SURİYELİLER İÇİN PLANI HAZIR
Türkiye’de resmi rakamlara tarafından 3.6 milyon Suriyeli bulunduğunu, gettolar ve yeraltı dünyası oluşmaya başladığını ifade eden Kılıçdaroğlu, bu sorunun çözülmesi gerektiğini belirtti. Kılıçdaroğlu, Suriye’ye döneceklerin güvenliğinin sağlanması gerektiğini, Esad ile oturup anlaşma yapılması ve diplomatik ilişkilerin bitmiş kurulması gerektiğini söyledi. Bütün bu konularda yapılacakların kafalarında hazırlanmış olduğunu bildiren Kılıçdaroğlu, Suriye’ye gideceklerin yaşayacakları yerlerde AB fonlarının kullanılabileceğini, güvelik için de BM’nin devreye alınabileceğini vurguladı.

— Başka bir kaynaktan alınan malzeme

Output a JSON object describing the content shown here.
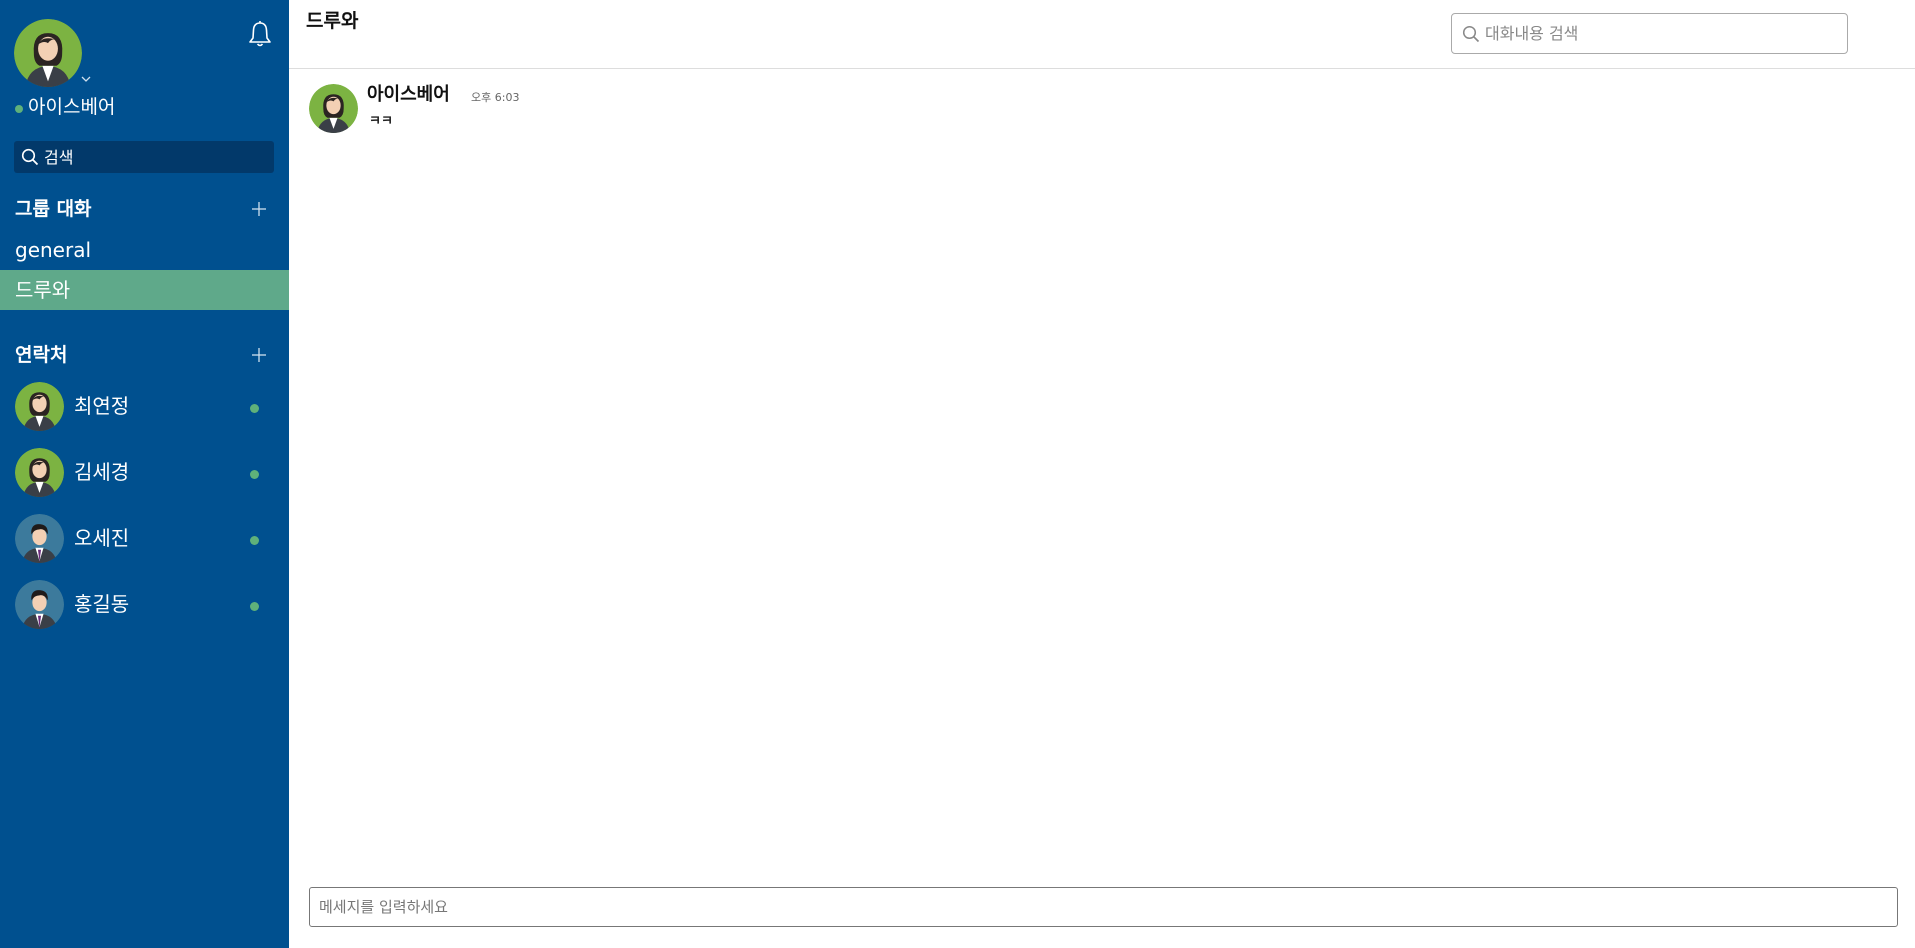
{
  "colors": {
    "sidebar_bg": "#00508f",
    "sidebar_search_bg": "#02396a",
    "active_item_bg": "#5fa98a",
    "online": "#5fb17a",
    "avatar_female_bg": "#7cb342",
    "avatar_male_bg": "#3c7a9c"
  },
  "user": {
    "name": "아이스베어",
    "status": "online",
    "avatar": "female-avatar"
  },
  "sidebar": {
    "search_placeholder": "검색",
    "groups": {
      "title": "그룹 대화",
      "add_icon": "plus-icon",
      "items": [
        {
          "label": "general",
          "active": false
        },
        {
          "label": "드루와",
          "active": true
        }
      ]
    },
    "contacts": {
      "title": "연락처",
      "add_icon": "plus-icon",
      "items": [
        {
          "name": "최연정",
          "avatar": "female-avatar",
          "status": "online"
        },
        {
          "name": "김세경",
          "avatar": "female-avatar",
          "status": "online"
        },
        {
          "name": "오세진",
          "avatar": "male-avatar",
          "status": "online"
        },
        {
          "name": "홍길동",
          "avatar": "male-avatar",
          "status": "online"
        }
      ]
    }
  },
  "channel": {
    "title": "드루와",
    "search_placeholder": "대화내용 검색"
  },
  "messages": [
    {
      "author": "아이스베어",
      "time": "오후 6:03",
      "text": "ㅋㅋ",
      "avatar": "female-avatar"
    }
  ],
  "composer": {
    "placeholder": "메세지를 입력하세요"
  }
}
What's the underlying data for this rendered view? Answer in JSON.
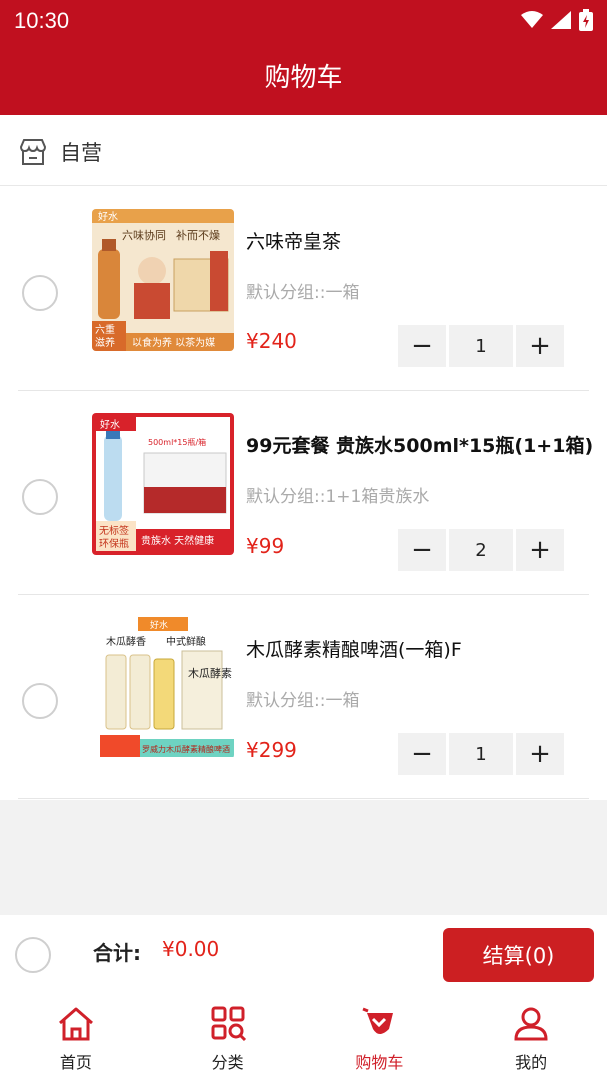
{
  "status_bar": {
    "time": "10:30"
  },
  "header": {
    "title": "购物车"
  },
  "store": {
    "name": "自营"
  },
  "items": [
    {
      "name": "六味帝皇茶",
      "group": "默认分组::一箱",
      "price": "¥240",
      "qty": "1",
      "thumb_text": {
        "brand": "好水",
        "slogan1": "六味协同",
        "slogan2": "补而不燥",
        "badge1": "六重",
        "badge2": "滋养",
        "footer": "以食为养 以茶为媒"
      }
    },
    {
      "name": "99元套餐 贵族水500ml*15瓶(1+1箱)",
      "group": "默认分组::1+1箱贵族水",
      "price": "¥99",
      "qty": "2",
      "thumb_text": {
        "brand": "好水",
        "spec": "500ml*15瓶/箱",
        "badge1": "无标签",
        "badge2": "环保瓶",
        "footer": "贵族水 天然健康"
      }
    },
    {
      "name": "木瓜酵素精酿啤酒(一箱)F",
      "group": "默认分组::一箱",
      "price": "¥299",
      "qty": "1",
      "thumb_text": {
        "brand": "好水",
        "slogan1": "木瓜酵香",
        "slogan2": "中式鲜酿",
        "can": "木瓜酵素",
        "footer": "罗威力木瓜酵素精酿啤酒"
      }
    }
  ],
  "checkout": {
    "total_label": "合计:",
    "total_value": "¥0.00",
    "button": "结算(0)"
  },
  "tabs": [
    {
      "label": "首页",
      "icon": "home-icon",
      "active": false
    },
    {
      "label": "分类",
      "icon": "category-icon",
      "active": false
    },
    {
      "label": "购物车",
      "icon": "cart-icon",
      "active": true
    },
    {
      "label": "我的",
      "icon": "profile-icon",
      "active": false
    }
  ],
  "colors": {
    "brand": "#c0101f",
    "price": "#e2231a",
    "pay_button": "#cc1f22"
  }
}
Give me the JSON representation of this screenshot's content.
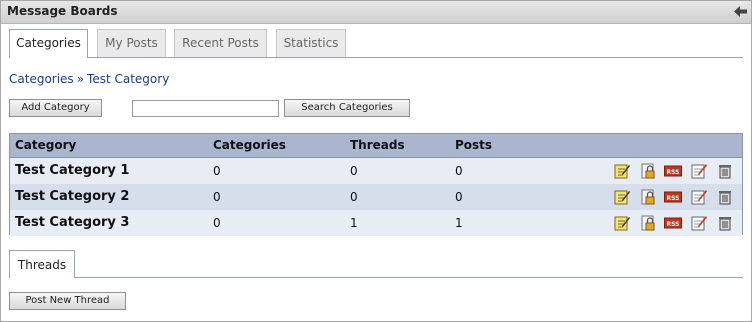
{
  "portlet": {
    "title": "Message Boards"
  },
  "tabs": [
    {
      "label": "Categories",
      "active": true
    },
    {
      "label": "My Posts",
      "active": false
    },
    {
      "label": "Recent Posts",
      "active": false
    },
    {
      "label": "Statistics",
      "active": false
    }
  ],
  "breadcrumb": {
    "root": "Categories",
    "separator": "»",
    "current": "Test Category"
  },
  "toolbar": {
    "add_label": "Add Category",
    "search_value": "",
    "search_label": "Search Categories"
  },
  "table": {
    "headers": [
      "Category",
      "Categories",
      "Threads",
      "Posts"
    ],
    "rows": [
      {
        "name": "Test Category 1",
        "categories": "0",
        "threads": "0",
        "posts": "0"
      },
      {
        "name": "Test Category 2",
        "categories": "0",
        "threads": "0",
        "posts": "0"
      },
      {
        "name": "Test Category 3",
        "categories": "0",
        "threads": "1",
        "posts": "1"
      }
    ],
    "row_actions": [
      "edit-icon",
      "permissions-icon",
      "rss-icon",
      "subscribe-icon",
      "delete-icon"
    ],
    "rss_text": "RSS"
  },
  "threads": {
    "tab_label": "Threads",
    "post_button": "Post New Thread"
  },
  "colors": {
    "header_bg": "#aab6cf",
    "row_odd": "#e8ecf4",
    "row_even": "#d6deec",
    "link": "#1a3f86"
  }
}
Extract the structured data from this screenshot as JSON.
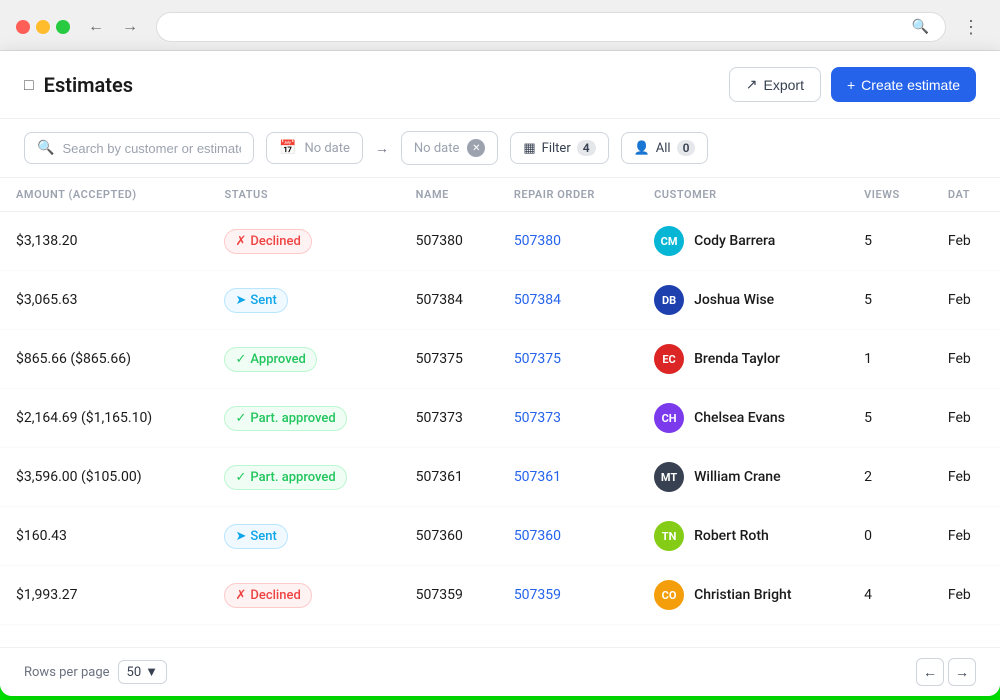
{
  "browser": {
    "url": ""
  },
  "header": {
    "icon": "□",
    "title": "Estimates",
    "export_label": "Export",
    "create_label": "Create estimate"
  },
  "filters": {
    "search_placeholder": "Search by customer or estimate name",
    "no_date_1": "No date",
    "no_date_2": "No date",
    "filter_label": "Filter",
    "filter_count": "4",
    "all_label": "All",
    "all_count": "0"
  },
  "table": {
    "columns": [
      "AMOUNT (ACCEPTED)",
      "STATUS",
      "NAME",
      "REPAIR ORDER",
      "CUSTOMER",
      "VIEWS",
      "DAT"
    ],
    "rows": [
      {
        "amount": "$3,138.20",
        "amount_accepted": "",
        "status": "Declined",
        "status_type": "declined",
        "name": "507380",
        "repair_order": "507380",
        "customer_name": "Cody Barrera",
        "customer_initials": "CM",
        "avatar_color": "#06b6d4",
        "views": "5",
        "date": "Feb"
      },
      {
        "amount": "$3,065.63",
        "amount_accepted": "",
        "status": "Sent",
        "status_type": "sent",
        "name": "507384",
        "repair_order": "507384",
        "customer_name": "Joshua Wise",
        "customer_initials": "DB",
        "avatar_color": "#1e40af",
        "views": "5",
        "date": "Feb"
      },
      {
        "amount": "$865.66 ($865.66)",
        "amount_accepted": "",
        "status": "Approved",
        "status_type": "approved",
        "name": "507375",
        "repair_order": "507375",
        "customer_name": "Brenda Taylor",
        "customer_initials": "EC",
        "avatar_color": "#dc2626",
        "views": "1",
        "date": "Feb"
      },
      {
        "amount": "$2,164.69 ($1,165.10)",
        "amount_accepted": "",
        "status": "Part. approved",
        "status_type": "part-approved",
        "name": "507373",
        "repair_order": "507373",
        "customer_name": "Chelsea Evans",
        "customer_initials": "CH",
        "avatar_color": "#7c3aed",
        "views": "5",
        "date": "Feb"
      },
      {
        "amount": "$3,596.00 ($105.00)",
        "amount_accepted": "",
        "status": "Part. approved",
        "status_type": "part-approved",
        "name": "507361",
        "repair_order": "507361",
        "customer_name": "William Crane",
        "customer_initials": "MT",
        "avatar_color": "#374151",
        "views": "2",
        "date": "Feb"
      },
      {
        "amount": "$160.43",
        "amount_accepted": "",
        "status": "Sent",
        "status_type": "sent",
        "name": "507360",
        "repair_order": "507360",
        "customer_name": "Robert Roth",
        "customer_initials": "TN",
        "avatar_color": "#84cc16",
        "views": "0",
        "date": "Feb"
      },
      {
        "amount": "$1,993.27",
        "amount_accepted": "",
        "status": "Declined",
        "status_type": "declined",
        "name": "507359",
        "repair_order": "507359",
        "customer_name": "Christian Bright",
        "customer_initials": "CO",
        "avatar_color": "#f59e0b",
        "views": "4",
        "date": "Feb"
      }
    ]
  },
  "footer": {
    "rows_per_page_label": "Rows per page",
    "rows_per_page_value": "50"
  }
}
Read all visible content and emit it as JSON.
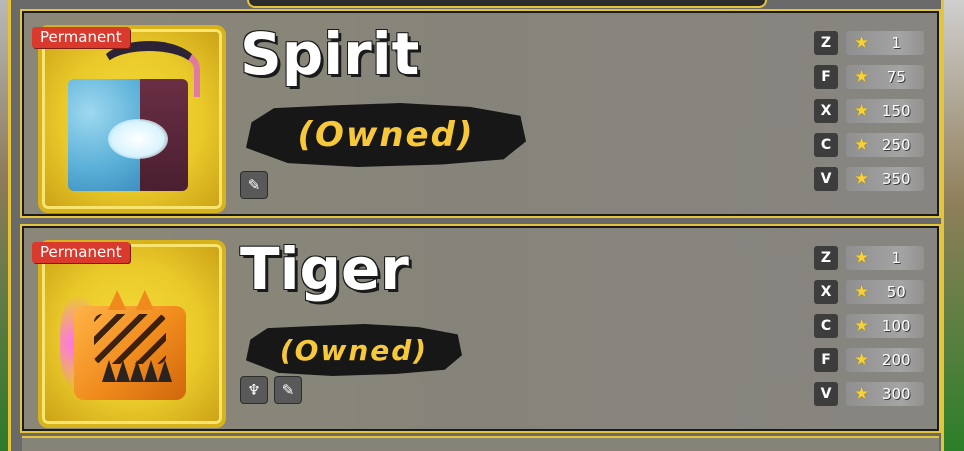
{
  "fruits": [
    {
      "tag": "Permanent",
      "name": "Spirit",
      "status": "(Owned)",
      "abilities": [
        "✎"
      ],
      "moves": [
        {
          "key": "Z",
          "level": "1"
        },
        {
          "key": "F",
          "level": "75"
        },
        {
          "key": "X",
          "level": "150"
        },
        {
          "key": "C",
          "level": "250"
        },
        {
          "key": "V",
          "level": "350"
        }
      ]
    },
    {
      "tag": "Permanent",
      "name": "Tiger",
      "status": "(Owned)",
      "abilities": [
        "♆",
        "✎"
      ],
      "moves": [
        {
          "key": "Z",
          "level": "1"
        },
        {
          "key": "X",
          "level": "50"
        },
        {
          "key": "C",
          "level": "100"
        },
        {
          "key": "F",
          "level": "200"
        },
        {
          "key": "V",
          "level": "300"
        }
      ]
    }
  ],
  "icons": {
    "star": "★"
  },
  "colors": {
    "frame_gold": "#e4c43a",
    "tag_red": "#d93a2d",
    "owned_yellow": "#f6c83a"
  }
}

Mısır, Suriye, İsrail ve Ortadoğu ile ilişkilerin düzelmesi ile Doğu Akdeniz’deki hidrokarbon kaynaklarının Türkiye üzerinden Avrupa’ya gitmesinin yollarını açacaklarını bildiren Kılıçdaroğlu, “Merkez Türkiye projemiz ile Akdeniz’de fazla dinç bir merkez oluşturacağız” dedi.
“KAVALA VE DEMİRTAŞ GEREKSIZCE HAPİSTE”
Avrupa’daki dağıtılmış karar organları kadar alınan bir takım kararların Türkiye göre uygulanmamasının kabul edilemeyeceğini, bildiren CHP lideri şöyle devam etti:
“Osman Kavala da Selahattin Demirtaş da hapishanede boşuna tutuluyor. Yasalara, hukuka aykırı olarak tutuluyorlar. Bir insan düşüncelerinden ötürü yargılanmamalı ve hapse atılmamalı. Eğer siz Avrupa İnsan Hakları Mahkemesi kararlarını Türkiye’de uygulanabileceğine dair anayasamızı değiştirmişseniz, hukuk sistemini buna yerinde ayla getirmişseniz, ‘Avrupa İnsan Hakları Mahkemesi’nin verdiği kararı ben uygulamam’ diyemezsiniz”
Kılıçdaroğlu, KHK ile üniversitelerden atılan Uzlaştırma Akademisyenleri’ni bir hafta içinde görevlerine iade edeceklerini de belirtti.
Dolar kuru ne değin? Dolar kaç TL? Dolar alış ve satış fiyatları için tıklayın. Altın fiyatları için tıklayın. Gram altın ne dek? Çeyrek altın ne değin?